Era uma vez uma criança que morava numa casa simples,mas aconchegante e de jardim oponente, cravada nos confins de Realengo. Luís Orlando Bittencourt,a criança serelepe,ia todos os dias à escola assistir,com afinco,às aulas. Gostava muito das aulas de gramática,a ponto de não retirar seus olhos verdes--que podiam ser confundidos facilmente com bolinhas de gude--das curvas amarelas de giz delineadas pela dedicada professora sobre o quadro negro.
Luís Orlando,depois de um tempo,chegou à adolescência. Mudara drasticamente:sua mente estava dominada pelo desestímulo ao estudo e pela sacanagem típica.

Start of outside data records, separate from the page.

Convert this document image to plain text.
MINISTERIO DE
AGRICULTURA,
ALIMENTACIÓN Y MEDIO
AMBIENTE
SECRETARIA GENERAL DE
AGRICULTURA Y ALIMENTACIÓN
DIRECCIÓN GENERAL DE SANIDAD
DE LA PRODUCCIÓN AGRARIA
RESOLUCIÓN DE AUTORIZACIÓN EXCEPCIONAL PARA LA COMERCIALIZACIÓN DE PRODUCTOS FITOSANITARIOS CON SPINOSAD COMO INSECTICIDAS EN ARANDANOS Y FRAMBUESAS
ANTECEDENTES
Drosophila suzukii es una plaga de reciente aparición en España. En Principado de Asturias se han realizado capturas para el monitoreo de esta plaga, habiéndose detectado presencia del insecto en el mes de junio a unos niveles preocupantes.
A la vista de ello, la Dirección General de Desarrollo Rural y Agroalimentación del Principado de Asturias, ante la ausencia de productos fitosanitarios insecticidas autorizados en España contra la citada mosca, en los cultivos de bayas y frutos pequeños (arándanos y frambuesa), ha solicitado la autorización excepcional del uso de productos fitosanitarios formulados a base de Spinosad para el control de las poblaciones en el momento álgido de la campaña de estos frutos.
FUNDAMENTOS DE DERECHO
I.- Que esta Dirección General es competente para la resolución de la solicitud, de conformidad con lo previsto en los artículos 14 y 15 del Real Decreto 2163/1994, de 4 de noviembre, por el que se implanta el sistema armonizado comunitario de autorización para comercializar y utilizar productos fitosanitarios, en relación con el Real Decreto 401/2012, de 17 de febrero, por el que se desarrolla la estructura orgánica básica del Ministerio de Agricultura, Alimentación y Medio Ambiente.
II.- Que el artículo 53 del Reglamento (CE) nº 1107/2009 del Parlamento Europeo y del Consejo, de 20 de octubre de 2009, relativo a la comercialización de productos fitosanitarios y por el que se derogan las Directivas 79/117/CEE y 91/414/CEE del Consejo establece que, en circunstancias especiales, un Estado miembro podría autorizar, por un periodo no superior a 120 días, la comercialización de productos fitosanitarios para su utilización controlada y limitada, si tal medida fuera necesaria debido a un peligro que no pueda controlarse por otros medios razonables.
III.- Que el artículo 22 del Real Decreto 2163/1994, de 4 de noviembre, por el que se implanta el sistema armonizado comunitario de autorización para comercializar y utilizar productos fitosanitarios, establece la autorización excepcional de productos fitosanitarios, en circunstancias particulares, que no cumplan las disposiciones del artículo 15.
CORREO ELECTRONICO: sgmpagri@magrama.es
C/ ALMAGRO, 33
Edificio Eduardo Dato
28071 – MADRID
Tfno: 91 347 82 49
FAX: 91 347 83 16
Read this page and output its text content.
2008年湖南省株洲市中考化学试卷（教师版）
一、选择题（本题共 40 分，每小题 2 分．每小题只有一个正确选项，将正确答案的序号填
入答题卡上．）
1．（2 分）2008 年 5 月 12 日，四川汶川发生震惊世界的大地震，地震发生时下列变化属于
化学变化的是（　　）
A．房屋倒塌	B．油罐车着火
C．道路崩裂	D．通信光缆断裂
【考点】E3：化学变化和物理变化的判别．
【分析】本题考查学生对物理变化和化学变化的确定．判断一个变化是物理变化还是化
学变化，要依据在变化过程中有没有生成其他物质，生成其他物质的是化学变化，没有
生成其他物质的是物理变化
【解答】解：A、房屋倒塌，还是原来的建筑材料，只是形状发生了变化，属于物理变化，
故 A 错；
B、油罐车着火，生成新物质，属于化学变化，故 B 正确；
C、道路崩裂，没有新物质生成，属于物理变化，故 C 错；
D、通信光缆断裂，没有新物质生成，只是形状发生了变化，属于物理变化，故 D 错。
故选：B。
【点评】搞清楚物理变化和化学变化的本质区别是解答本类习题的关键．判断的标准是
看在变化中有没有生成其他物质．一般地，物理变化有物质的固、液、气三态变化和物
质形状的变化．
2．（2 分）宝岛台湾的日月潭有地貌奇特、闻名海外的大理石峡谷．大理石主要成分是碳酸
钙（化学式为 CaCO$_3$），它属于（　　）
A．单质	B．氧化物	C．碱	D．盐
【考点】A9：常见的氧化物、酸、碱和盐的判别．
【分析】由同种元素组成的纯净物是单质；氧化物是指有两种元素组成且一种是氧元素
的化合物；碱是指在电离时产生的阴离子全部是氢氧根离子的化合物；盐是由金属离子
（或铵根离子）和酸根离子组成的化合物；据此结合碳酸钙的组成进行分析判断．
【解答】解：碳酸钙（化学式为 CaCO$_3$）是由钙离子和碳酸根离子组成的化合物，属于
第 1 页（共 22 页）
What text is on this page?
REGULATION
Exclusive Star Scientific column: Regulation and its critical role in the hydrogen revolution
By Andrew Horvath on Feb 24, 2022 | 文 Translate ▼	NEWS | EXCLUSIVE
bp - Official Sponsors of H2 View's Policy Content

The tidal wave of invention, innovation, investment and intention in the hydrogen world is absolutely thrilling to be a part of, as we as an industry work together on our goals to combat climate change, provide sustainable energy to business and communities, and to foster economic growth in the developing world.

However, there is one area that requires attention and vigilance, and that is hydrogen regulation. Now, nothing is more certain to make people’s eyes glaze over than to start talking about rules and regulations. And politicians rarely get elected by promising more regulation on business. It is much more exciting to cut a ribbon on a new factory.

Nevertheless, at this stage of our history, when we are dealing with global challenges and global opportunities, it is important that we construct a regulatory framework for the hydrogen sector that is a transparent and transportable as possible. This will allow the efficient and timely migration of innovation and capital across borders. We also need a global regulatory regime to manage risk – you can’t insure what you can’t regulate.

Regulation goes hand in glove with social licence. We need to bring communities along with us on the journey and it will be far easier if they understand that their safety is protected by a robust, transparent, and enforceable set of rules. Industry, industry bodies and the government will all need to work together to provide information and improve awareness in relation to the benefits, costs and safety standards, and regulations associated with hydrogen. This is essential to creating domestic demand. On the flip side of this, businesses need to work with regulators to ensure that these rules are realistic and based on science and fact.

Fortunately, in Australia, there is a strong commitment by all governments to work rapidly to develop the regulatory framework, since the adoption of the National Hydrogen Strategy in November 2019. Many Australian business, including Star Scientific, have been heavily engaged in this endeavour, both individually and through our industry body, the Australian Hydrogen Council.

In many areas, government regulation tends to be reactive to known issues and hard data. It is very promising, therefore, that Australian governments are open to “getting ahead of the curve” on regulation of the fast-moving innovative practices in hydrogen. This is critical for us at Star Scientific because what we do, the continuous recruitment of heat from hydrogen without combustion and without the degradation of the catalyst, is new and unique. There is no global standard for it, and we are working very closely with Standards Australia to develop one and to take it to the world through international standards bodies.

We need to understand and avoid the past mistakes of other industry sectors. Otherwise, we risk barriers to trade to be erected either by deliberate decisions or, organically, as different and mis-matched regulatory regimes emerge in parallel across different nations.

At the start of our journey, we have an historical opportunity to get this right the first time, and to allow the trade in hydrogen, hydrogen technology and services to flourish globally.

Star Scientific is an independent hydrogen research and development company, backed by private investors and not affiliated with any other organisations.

Chegara o dia treze de setembro de 1951,o dia da aula de literatura que marcaria a vida de Luís profundamente para todo o sempre. A falta de vontade do moleque já incomodava,de longe, a professora;até que,um belo dia,a docente Cláudia passou um exercício pedindo aos alunos para fazerem uma resenha crítica de uma obra de Machado de Assis da qual o estudante mais gostasse. Luís entregara,com certo atraso,o trabalho. Durante a correção,a professora Cláudia voltou-se para o rosto pálido de Luís e disse:
--Tem de ser mais atento à ortografia,meu querido. Trema na lingüiça!
E completou:
--As idéias precisam ser acentuadas. Estude mais!
Para quem era metido a machão e odiava estudar,essa história de "Trema na lingüiça" e de acentuar idéias era demais para ele. Isso lhe causou tantos traumas que ele chorou por uma semana,com pausas de duas horas apenas para o almoço.
Quando lia ou escrevia palavras com trema ou ditongo aberto,ele se enrubrecia todo e até tinha vertigens. Tremer na lingüiça é uma pinóia!,pensava Luís nessas situações.
A duras penas,concluiu o ensino médio e prestou o vestibular. Letras,escolheu o de menor traumatizado. Não por afinidade com tal curso,mas por uma meta de vida que pôs na cabeça e nunca mais tirou.
Fez graduação,mestrado e doutorado em lingüística--logo ela,a lingüística!
Virou escritor respeitado;conseguiu uma cadeira na Academia Brasileira de Letras. Com sua determinação,conseguiu tornar-se presidente da instituição. Apesar disso,seu trauma de adolescência não passou nem perto de passar,a despeito de tanto tempo.
Com vários catedráticos sob seu comando,articulou um plano ousado com eles:ELIMINAR O TREMA E OS ACENTOS AGUDOS DE DITONGOS ABERTOS(e o que mais os outros iluminados acadêmicos quisessem) das regras do português.
Reduzir o número de hífens também era primordial para Luís Orlando;hífen lembrava hímen,o hímen prazeroso daquela mulher que o traiu e quebrantou o seu já fragilizado coração.
Seu plano era ousado:ele precisava de apoio dos políticos engravatados do Planalto Central. Luís foi até lá e,com sua doce oratória,convenceu todos. Até o presidente da república,que também,por ironia do destino,era um Luís.
Convenceu também líderes de outras nações falantes da língua de Camões que,juntos e no poder da canetada,impuseram a milhões a imagem do espelho das frustrações de Luís. Eça não!
Assim,Luís pôde ser feliz para sempre. Não se pode dizer o mesmo do pobre idioma.